Dürüst olalım, sporun çoğu kez bir anlamı yok. Yalnızca birbirimizi yiyip, kendimizi tatmin ediyoruz, o işe yarıyor. Geçtiğimiz hafta hem Fenerbahçe’de, hem Galatasaray’da efsane olmuş bir insanın, Samim Göreç’in hikayesini anlattım. Bir avuç azınlığın dışında herkes yazıyı işine geldiği gibi anladı. İki hafta önce beni Galatasaray düşmanlığıyla suçlayanlar bir çabuk paylaştılar yazıyı, öbürleri küfretti. İki hafta sonra Lefter’i, Canavar Burhan’ı ya da Fenerbahçeliler’in hoşuna gidecek başka bir konuyu anlattığımda rolleri değişmek üzere. En sinirlendiğim ise, o güzel Adana Demirspor’un efsanevi su topu takımını, ?yenilmez armada?sını sırf Galatasaray-Fenerbahçe sidik yarışı için kullananlar oldu, sanki hayatlarında bir kez olsun su topu maçına gitmişler, bir kere olsun su sporlarıyla ilgilenmişler gibi. İşte benim kızdığım, delirdiğim bu. Adana Demirspor’un tarihe geçmiş su topu takımı bile bizim sidik yarışlarında kullanılıp atılacak bir argüman yalnızca. O an kimi fanatiklerin diğerlerine pislemek için kullandığı bir maşa. Türkiye’de sporun hikayelerinin değeri bu kadar işte. Fanatiklere göre koca Adana Demirspor’un tek işlevi Galatasaray’ın ?yenilmez armada?sının değerini düşürmek, o kadar.

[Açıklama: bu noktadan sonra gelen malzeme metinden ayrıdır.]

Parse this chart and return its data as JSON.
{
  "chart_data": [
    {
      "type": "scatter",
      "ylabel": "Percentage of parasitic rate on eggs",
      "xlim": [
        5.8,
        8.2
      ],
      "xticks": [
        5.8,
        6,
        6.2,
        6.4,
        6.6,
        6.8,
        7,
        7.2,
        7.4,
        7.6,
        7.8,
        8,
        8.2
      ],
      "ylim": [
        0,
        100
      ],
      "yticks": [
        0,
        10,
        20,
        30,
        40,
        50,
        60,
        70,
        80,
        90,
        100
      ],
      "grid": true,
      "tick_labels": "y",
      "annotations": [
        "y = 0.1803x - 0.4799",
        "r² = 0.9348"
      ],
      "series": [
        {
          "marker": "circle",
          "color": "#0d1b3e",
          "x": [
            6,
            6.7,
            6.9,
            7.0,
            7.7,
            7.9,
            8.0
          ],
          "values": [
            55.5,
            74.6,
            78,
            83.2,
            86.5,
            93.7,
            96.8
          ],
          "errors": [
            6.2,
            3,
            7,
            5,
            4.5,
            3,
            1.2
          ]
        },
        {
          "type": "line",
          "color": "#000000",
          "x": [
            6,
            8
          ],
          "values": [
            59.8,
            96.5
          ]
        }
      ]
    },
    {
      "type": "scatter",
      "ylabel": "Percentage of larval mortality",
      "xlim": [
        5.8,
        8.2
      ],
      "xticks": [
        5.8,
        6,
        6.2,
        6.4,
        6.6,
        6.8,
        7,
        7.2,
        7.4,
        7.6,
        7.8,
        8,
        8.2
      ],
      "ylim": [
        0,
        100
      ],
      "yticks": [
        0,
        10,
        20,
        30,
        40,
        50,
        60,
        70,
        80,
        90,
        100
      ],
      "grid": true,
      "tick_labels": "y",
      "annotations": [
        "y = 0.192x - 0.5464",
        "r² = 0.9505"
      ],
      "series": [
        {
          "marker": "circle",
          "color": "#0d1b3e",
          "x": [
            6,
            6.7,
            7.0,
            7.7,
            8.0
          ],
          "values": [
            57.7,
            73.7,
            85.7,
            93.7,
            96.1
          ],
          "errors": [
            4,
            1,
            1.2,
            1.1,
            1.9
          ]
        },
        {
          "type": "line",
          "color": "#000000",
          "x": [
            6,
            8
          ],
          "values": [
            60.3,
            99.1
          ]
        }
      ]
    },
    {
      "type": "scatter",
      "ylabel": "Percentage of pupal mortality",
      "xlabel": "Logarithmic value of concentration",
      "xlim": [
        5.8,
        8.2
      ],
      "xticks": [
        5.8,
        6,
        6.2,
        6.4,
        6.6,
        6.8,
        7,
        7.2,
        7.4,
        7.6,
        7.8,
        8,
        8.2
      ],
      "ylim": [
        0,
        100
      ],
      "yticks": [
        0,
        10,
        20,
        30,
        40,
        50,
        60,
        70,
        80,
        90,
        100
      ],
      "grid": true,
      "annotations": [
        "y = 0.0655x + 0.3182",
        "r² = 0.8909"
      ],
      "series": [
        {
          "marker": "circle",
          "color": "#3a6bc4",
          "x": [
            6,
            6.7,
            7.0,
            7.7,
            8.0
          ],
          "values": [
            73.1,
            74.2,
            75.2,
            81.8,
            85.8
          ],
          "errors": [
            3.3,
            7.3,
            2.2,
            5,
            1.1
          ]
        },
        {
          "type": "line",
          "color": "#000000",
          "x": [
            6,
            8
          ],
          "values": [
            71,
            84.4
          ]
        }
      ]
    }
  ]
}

Bu argümanla gelen zavallılar, Adana Demirspor sempatizanı bile değiller. ADS’liler zaten sevdikleri kulüplerini GS-FB çekişmesine alet ettirmiyorlar. Bunu diyenler gözü dönmüş zavallı fanatikler. Ne Adana Demir umurlarında, ne su topu, hatta ne Galatasaray-Fenerbahçe. Onlar için önemli olan tek şey mastürbasyonlarını yapıp rahatlamak, sonunda haklı çıkmak.
Spor bu zavallılıklar için var olmamalı. Zenginleri daha zengin etmek, şirketlerin kasasını doldurmak için de var olmamalı. Smith-Carlos-Norman üçlüsü gibi insanlar için, Muhammed Ali gibiler için, onların insanlığa verebileceği ilhamların etkisini arttırmak için var olmalı.
Spor, anlamı bu olacaksa var.
Yok, anlamı bu olmayacaksa da ben yokum.